Onward! (Thinking in OO)

Posted by zoebisch on July 6, 2017

I heard someone once referenced as saying something to the effect that people who learned how to program in procedural methods would never make the transition to Object Oriented Programming (OOP).

I don’t believe this is true. We can do anything we put our minds and effort to!

Working in the OO realm is both very much the association between things (objects) as well as the things (objects) themselves. Once you learn to think like this, your writing will reflect this concept. The code begins to become an extension of thought, and once thought is ordered in line with the syntax of the language, things will more readily be written into existence.

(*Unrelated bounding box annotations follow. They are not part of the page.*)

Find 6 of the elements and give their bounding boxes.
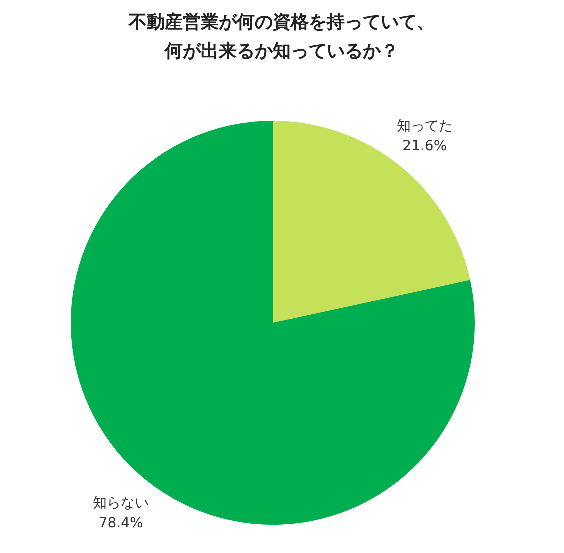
chart-title: 不動産営業が何の資格を持っていて、何が出来るか知っているか？	[128, 11, 436, 64]
slice-label: 知らない	[93, 495, 150, 512]
data-label: 78.4%	[98, 515, 144, 532]
pie-slice	[273, 121, 470, 323]
slice-label: 知ってた	[396, 118, 453, 135]
data-label: 21.6%	[402, 138, 448, 155]
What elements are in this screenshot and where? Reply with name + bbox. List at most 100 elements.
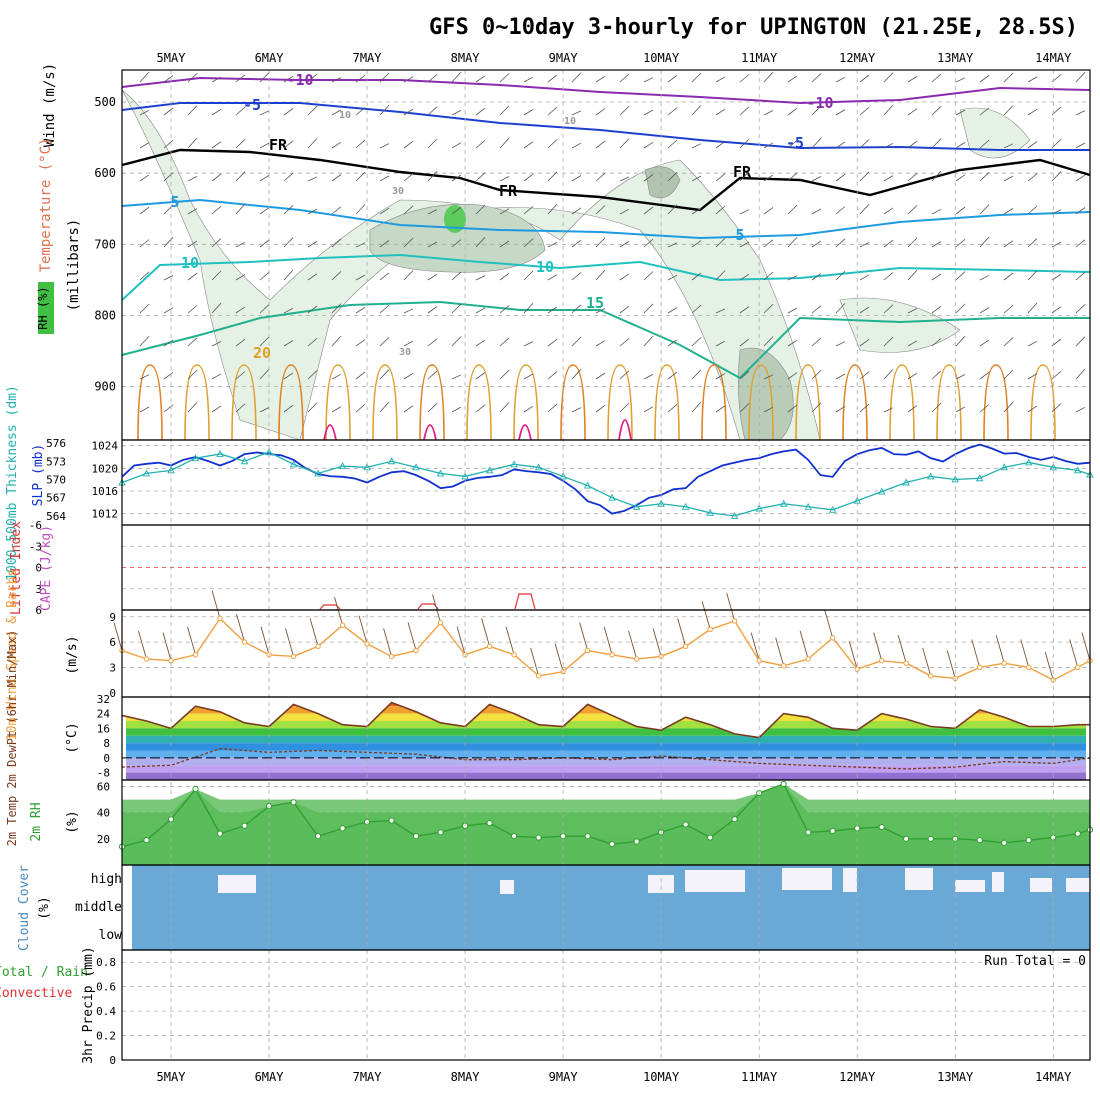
wind-barb: [499, 73, 510, 83]
date-label-top: 10MAY: [643, 51, 680, 65]
wind-barb: [139, 174, 150, 182]
wind-barb: [667, 75, 678, 83]
wind-barb: [355, 204, 366, 215]
wind-barb: [979, 139, 990, 149]
panel-frame: [121, 949, 1091, 1061]
wind-barb: [787, 107, 798, 116]
cloud-gap: [1066, 878, 1090, 892]
wind-barb: [787, 275, 798, 281]
pressure-tick-label: 500: [94, 95, 116, 109]
isotherm-line: [121, 76, 1091, 105]
wind-barb: [451, 142, 462, 149]
wind-barb: [691, 143, 702, 149]
wind-barb: [331, 77, 342, 83]
wind-barb: [787, 140, 798, 149]
wind-barb: [499, 337, 510, 347]
wind-barb: [571, 142, 582, 149]
isotherm-label: 10: [564, 116, 576, 127]
rh-marker: [927, 835, 934, 842]
wind-barb: [475, 237, 486, 248]
surface-wind-barb: [236, 613, 245, 643]
wind-barb: [691, 105, 702, 116]
slp-axis-label: SLP (mb): [31, 444, 46, 507]
rh-marker: [437, 829, 444, 836]
wind-speed-marker: [217, 615, 223, 622]
thickness-marker: [1049, 463, 1057, 471]
wind-speed-marker: [977, 664, 983, 671]
wind-barb: [811, 370, 822, 380]
wind-barb: [547, 106, 558, 116]
wind-barb: [235, 274, 246, 281]
thickness-marker: [436, 469, 445, 477]
wind-barb: [139, 271, 150, 281]
cloud-gap: [648, 875, 674, 893]
date-label-bottom: 9MAY: [549, 1070, 579, 1084]
wind-barb: [523, 405, 534, 413]
wind-barb: [547, 203, 558, 215]
isotherm-line: [121, 102, 1090, 151]
warm-isotherm: [748, 364, 774, 441]
wind-barb: [715, 373, 726, 380]
wind-barb: [259, 304, 270, 314]
rh-shading: [121, 89, 821, 441]
wind-barb: [355, 339, 366, 347]
wind-barb: [691, 304, 702, 314]
wind-barb: [955, 174, 966, 182]
surface-wind-barb: [799, 630, 809, 660]
run-total-label: Run Total = 0: [984, 954, 1086, 969]
wind-barb: [883, 142, 894, 149]
thickness-marker: [534, 463, 543, 471]
warm-isotherm: [842, 364, 868, 441]
wind-barb: [619, 338, 630, 347]
wind-barb: [691, 369, 702, 380]
wind-barb: [547, 338, 558, 347]
wind-barb: [571, 207, 582, 215]
warm-isotherm: [419, 364, 445, 441]
wind-barb: [403, 140, 414, 149]
wind-barb: [979, 172, 990, 182]
wind-barb: [235, 306, 246, 314]
precip-conv-label: Convective: [0, 986, 72, 1001]
wind-barb: [379, 337, 390, 347]
wind-barb: [1075, 72, 1086, 83]
wind-barb: [907, 308, 918, 314]
wind-barb: [715, 308, 726, 314]
isotherm-label: 20: [253, 344, 271, 362]
wind-barb: [883, 72, 894, 83]
wind-barb: [811, 240, 822, 248]
wind-barb: [619, 73, 630, 83]
wind-barb: [691, 401, 702, 413]
rh-marker: [609, 840, 616, 848]
wind-barb: [211, 270, 222, 281]
cloud-level-label: low: [99, 928, 123, 943]
wind-barb: [955, 238, 966, 248]
wind-barb: [1003, 240, 1014, 248]
wind-barb: [691, 175, 702, 182]
wind-speed-marker: [1026, 664, 1032, 671]
wind-barb: [1027, 373, 1038, 380]
wind-barb: [283, 205, 294, 215]
wind-speed-marker: [388, 653, 395, 660]
wind-barb: [835, 206, 846, 215]
wind-barb: [403, 308, 414, 314]
li-tick-label: -3: [29, 540, 42, 553]
wind-barb: [379, 272, 390, 281]
wind-barb: [259, 239, 270, 248]
isotherm-label: 10: [181, 254, 199, 272]
wind-barb: [859, 242, 870, 248]
wind-barb: [235, 241, 246, 248]
wind-barb: [139, 239, 150, 248]
wind-barb: [523, 373, 534, 380]
warm-isotherm: [701, 364, 727, 441]
wind-barb: [451, 406, 462, 413]
wind-barb: [235, 371, 246, 380]
temp-axis-label: Temperature (°C): [38, 138, 54, 273]
wind-barb: [715, 108, 726, 116]
wind-barb: [1027, 405, 1038, 413]
surface-wind-barb: [824, 609, 834, 638]
wind-barb: [547, 274, 558, 281]
li-tick-label: 6: [35, 604, 42, 617]
wind-barb: [187, 369, 198, 380]
wind-barb: [523, 173, 534, 182]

I want to draw on a parallel with learning a spoken language. Why do immersive courses have some of the highest success rates for students emerging with not only a strong grasp on the language, but more importantly, on the conveyance of thoughts and ideas through the contraints and filters of cultural aspects?

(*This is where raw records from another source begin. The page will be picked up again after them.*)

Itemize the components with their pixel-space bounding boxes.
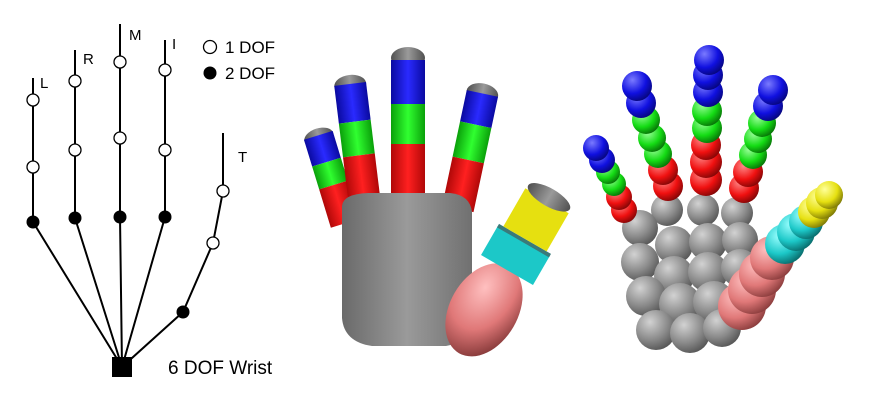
finger-label-index: I (172, 36, 176, 53)
legend-two-dof-label: 2 DOF (225, 64, 275, 83)
sphere-hand-model (583, 45, 843, 353)
joint-thumb-mcp (206, 236, 220, 250)
kinematic-skeleton: L R M I T 1 DOF 2 DOF 6 DOF Wrist (26, 24, 275, 379)
capsule-ring-finger (334, 74, 380, 198)
legend-one-dof-label: 1 DOF (225, 38, 275, 57)
joint-middle-dip (113, 55, 127, 69)
wrist-joint (112, 357, 132, 377)
joint-little-pip (26, 160, 40, 174)
sphere-palm (621, 194, 759, 353)
joint-little-dip (26, 93, 40, 107)
legend: 1 DOF 2 DOF (202, 38, 275, 83)
joint-middle-pip (113, 131, 127, 145)
skeleton-lines (32, 24, 224, 368)
joints-two-dof (26, 210, 190, 319)
joint-ring-mcp (68, 211, 82, 225)
joint-ring-dip (68, 74, 82, 88)
joint-index-pip (158, 143, 172, 157)
joints-one-dof (26, 55, 230, 250)
joint-middle-mcp (113, 210, 127, 224)
joint-thumb-cmc (176, 305, 190, 319)
sphere-little-finger (583, 135, 637, 223)
capsule-hand-model (303, 47, 571, 357)
sphere-thumb (718, 181, 843, 330)
sphere-index-finger (729, 75, 788, 203)
capsule-palm (342, 193, 472, 346)
sphere-middle-finger (690, 45, 724, 196)
capsule-middle-finger (391, 47, 425, 196)
finger-label-little: L (40, 75, 48, 92)
capsule-index-finger (442, 83, 499, 213)
legend-two-dof-marker (203, 66, 217, 80)
finger-label-ring: R (83, 51, 94, 68)
finger-label-middle: M (129, 27, 142, 44)
joint-index-mcp (158, 210, 172, 224)
joint-ring-pip (68, 143, 82, 157)
wrist-label: 6 DOF Wrist (168, 358, 273, 379)
legend-one-dof-marker (202, 39, 218, 55)
joint-little-mcp (26, 215, 40, 229)
joint-index-dip (158, 63, 172, 77)
capsule-thumb (445, 183, 571, 357)
sphere-ring-finger (622, 71, 683, 201)
finger-label-thumb: T (238, 149, 247, 166)
joint-thumb-ip (216, 184, 230, 198)
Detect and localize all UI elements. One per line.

Let’s say there are two people learning to speak Spanish. In this example, the first person, “Bob” is learning in a standard classroom environment. The second person, “Dave” is learning by being placed in a home in Mexico. While Bob has access to all forms of media, what Bob lacks is the cultural impression which has given rise to the language. Dave, while lacking any formal text, has all of the cultural impressions constantly surrounding him.

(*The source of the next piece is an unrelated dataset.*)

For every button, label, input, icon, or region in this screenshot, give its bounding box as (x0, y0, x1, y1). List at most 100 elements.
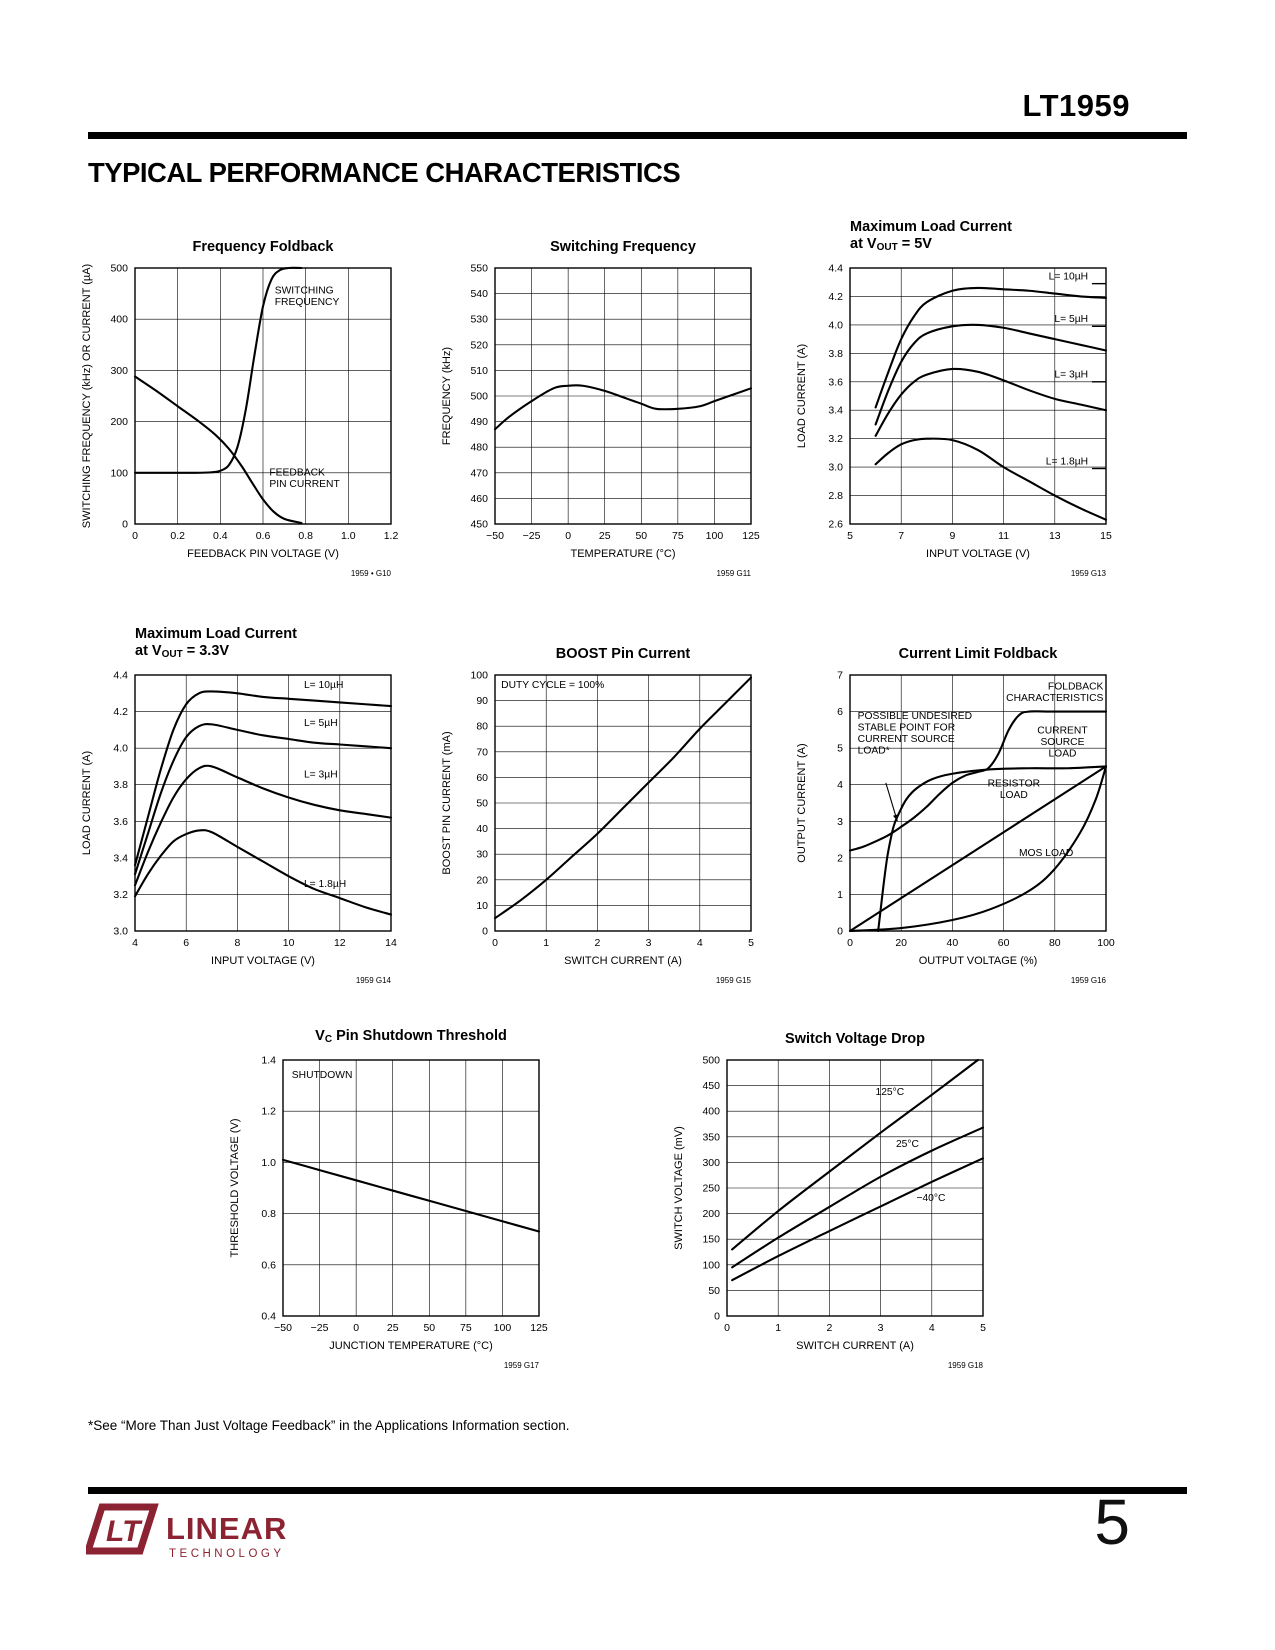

Both will likely begin to piece things together, slowly compiling useful phrases and words into their knowledgebase. The difference is Dave will always be in a position of need based learning, while Bob has the luxury of putting off the necessary by falling back to his native language. In other words, if Bob needs to use the restroom in a restauarant, he simply needs to fall back and ask “Where is the bathroom”? Dave will likely at first fumble on his first attempt, crudely and very un-natively forcing out “Dónde - está - el - baño”?. Bob will mutter these words to himself at home, over and over. Maybe he’ll take a trip to a location where Spanish is spoken and try out his new phrase. Over time both Bob and Dave will have compiled a list of phrases and words.

The big difference is that Dave will have the distinct advantage of association and context. Within a month, where is the bathroom sounds like “Permíso, Dondesta el bano” (dropping the “con” and stringing donde and esta together)? Dave has begun to master context. When, where and how it sounds right. The words are conveyances of ideas, with little importance placed anymore on the individual words themselfs. Bob is likely still stuck on the words.

With that, learn to begin to see your code not as a list of words and instructions, but as conveyances for ideas.

When you see

class Box 
  attr_accessor :a, :b, :c, :d
	
  def initialize(a,b,c,d)
    @a = a 
    @b = b 
    @c = c 
    @d = d 
  end
  
end

You will go from reading and associating what a, b, c, d are within the context, to simply seeing a box with four sides. It would be ok, and arguably very important, to ask yourself questions at this point: “Where is the top and bottom”? “Couldn’t they all be the same size or only two sizes”? to a likely conclusion “Oh, it’s a box without a top or bottom, that for some reason needs to identify it’s sides to the world”.

So if you grew up like Bob, learn to think like Dave. You have the grammar, now just seek the context.